I have 14 indexes each having 230GB of data. Total of 3TB of data approx.
What should be the numbers of
- Master Nodes with memory size.
- Data Nodes with memory size.
- Coordinating Nodes.
- Shards per each indices.
- Replica Shards.
I have 14 indexes each having 230GB of data. Total of 3TB of data approx.

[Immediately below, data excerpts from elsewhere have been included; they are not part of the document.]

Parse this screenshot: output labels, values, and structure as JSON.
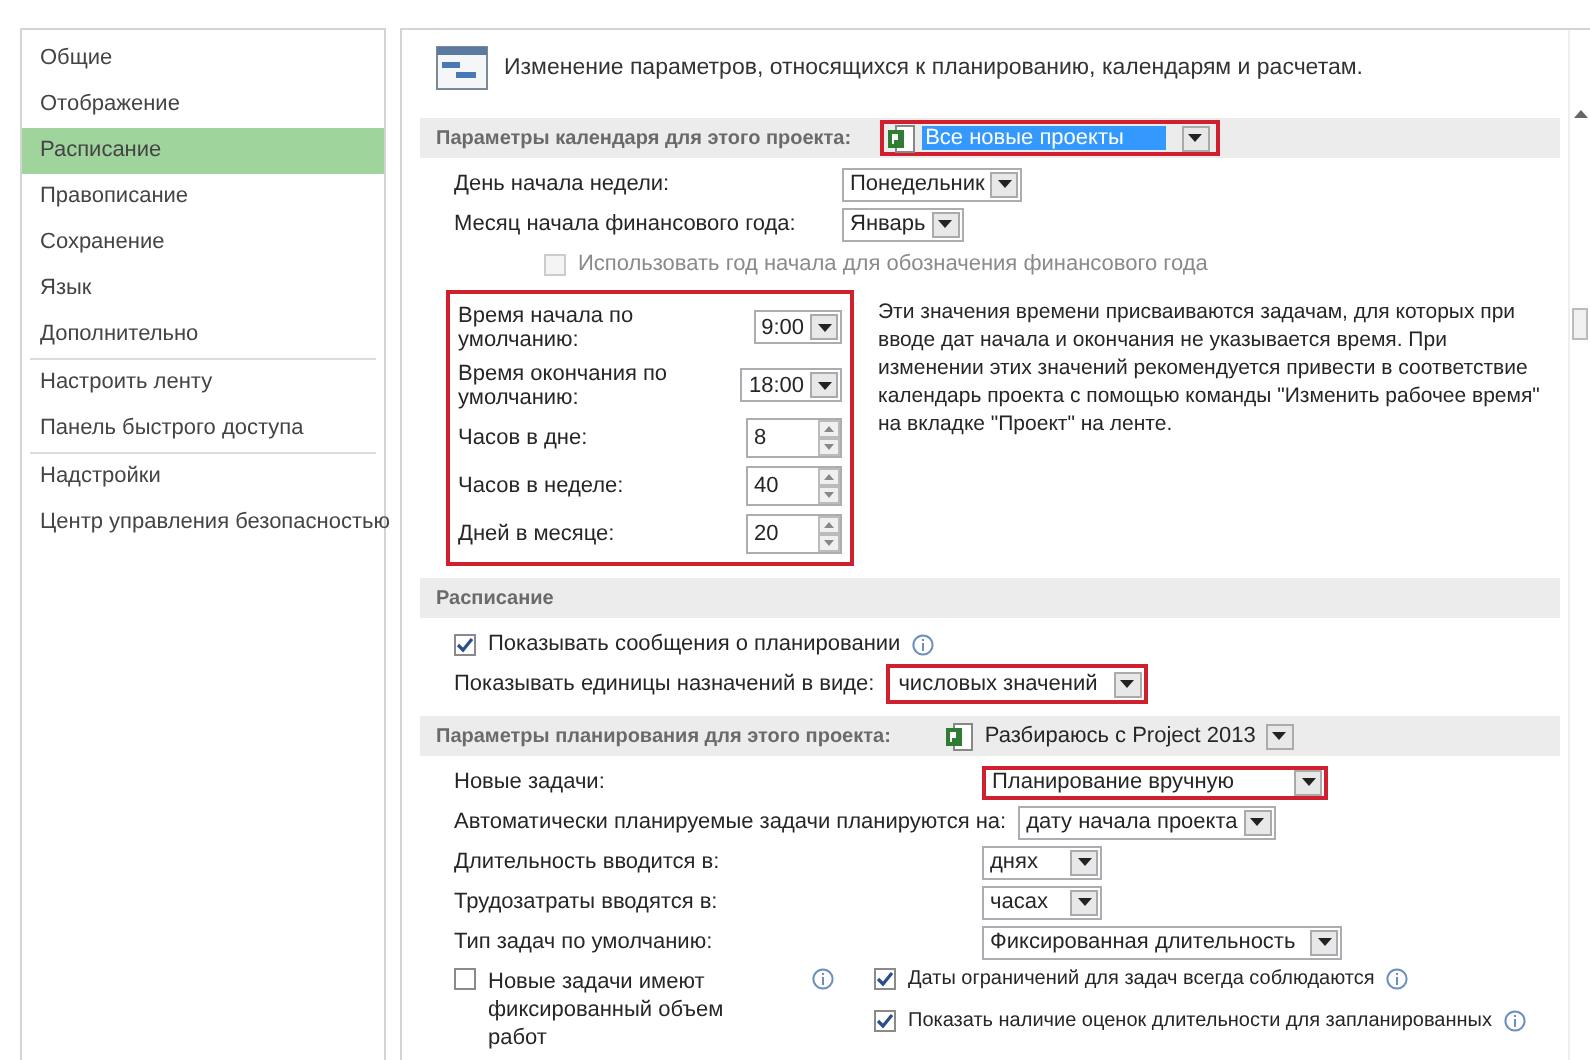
{
  "sidebar": {
    "groups": [
      [
        {
          "label": "Общие",
          "selected": false
        },
        {
          "label": "Отображение",
          "selected": false
        },
        {
          "label": "Расписание",
          "selected": true
        },
        {
          "label": "Правописание",
          "selected": false
        },
        {
          "label": "Сохранение",
          "selected": false
        },
        {
          "label": "Язык",
          "selected": false
        },
        {
          "label": "Дополнительно",
          "selected": false
        }
      ],
      [
        {
          "label": "Настроить ленту",
          "selected": false
        },
        {
          "label": "Панель быстрого доступа",
          "selected": false
        }
      ],
      [
        {
          "label": "Надстройки",
          "selected": false
        },
        {
          "label": "Центр управления безопасностью",
          "selected": false
        }
      ]
    ]
  },
  "header": {
    "text": "Изменение параметров, относящихся к планированию, календарям и расчетам."
  },
  "calendar_section": {
    "title": "Параметры календаря для этого проекта:",
    "project": {
      "value": "Все новые проекты",
      "text_selected": true,
      "highlighted": true
    }
  },
  "calendar_fields": [
    {
      "label": "День начала недели:",
      "value": "Понедельник"
    },
    {
      "label": "Месяц начала финансового года:",
      "value": "Январь"
    }
  ],
  "fiscal_checkbox": {
    "label": "Использовать год начала для обозначения финансового года",
    "checked": false,
    "disabled": true
  },
  "time_group": {
    "highlighted": true,
    "fields": [
      {
        "kind": "dropdown",
        "label": "Время начала по умолчанию:",
        "value": "9:00"
      },
      {
        "kind": "dropdown",
        "label": "Время окончания по умолчанию:",
        "value": "18:00"
      },
      {
        "kind": "spin",
        "label": "Часов в дне:",
        "value": "8"
      },
      {
        "kind": "spin",
        "label": "Часов в неделе:",
        "value": "40"
      },
      {
        "kind": "spin",
        "label": "Дней в месяце:",
        "value": "20"
      }
    ]
  },
  "time_note": "Эти значения времени присваиваются задачам, для которых при вводе дат начала и окончания не указывается время. При изменении этих значений рекомендуется привести в соответствие календарь проекта с помощью команды \"Изменить рабочее время\" на вкладке \"Проект\" на ленте.",
  "schedule_section": {
    "title": "Расписание",
    "show_messages": {
      "label": "Показывать сообщения о планировании",
      "checked": true
    },
    "units": {
      "label": "Показывать единицы назначений в виде:",
      "value": "числовых значений",
      "highlighted": true
    }
  },
  "planning_section": {
    "title": "Параметры планирования для этого проекта:",
    "project": {
      "value": "Разбираюсь с Project 2013",
      "text_selected": false,
      "highlighted": false
    }
  },
  "planning_fields": [
    {
      "label": "Новые задачи:",
      "value": "Планирование вручную",
      "highlighted": true
    },
    {
      "label": "Автоматически планируемые задачи планируются на:",
      "value": "дату начала проекта",
      "highlighted": false
    },
    {
      "label": "Длительность вводится в:",
      "value": "днях",
      "highlighted": false
    },
    {
      "label": "Трудозатраты вводятся в:",
      "value": "часах",
      "highlighted": false
    },
    {
      "label": "Тип задач по умолчанию:",
      "value": "Фиксированная длительность",
      "highlighted": false
    }
  ],
  "left_checkboxes": [
    {
      "label": "Новые задачи имеют фиксированный объем работ",
      "checked": false
    }
  ],
  "right_checkboxes": [
    {
      "label": "Даты ограничений для задач всегда соблюдаются",
      "checked": true
    },
    {
      "label": "Показать наличие оценок длительности для запланированных",
      "checked": true
    }
  ]
}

What should be the numbers of
You can also provide the use case(log analytics or search), indexing rate and query rate to get better suggestion. But based on the best practice about shard size which is that it should be no more than 50GB, so each index should have at least 5 primary shards, and it’s better that shards are balanced between nodes, so we can have 5 nodes, each node has 700GB storage size and 8GB memory. Master node is not needed because we only have a small cluster with 5 nodes, and coordinate node is also needed if you don’t use ingest pipeline or aggregation. You can start from this point and test if the suggested configuration works for your use case, good luck!
By the way, here’re some best practices about how to size your OpenSearch cluster, you can check it: Sizing Amazon OpenSearch Service domains - Amazon OpenSearch Service.
Thanks @gaobinlong. My use case is search. Currently I have 4 data nodes each of 64GB RAM (r5.2xlarge). But searches are still slow (search query having Boolean queries and aggregations).
Could you show the index mappings and query DSL?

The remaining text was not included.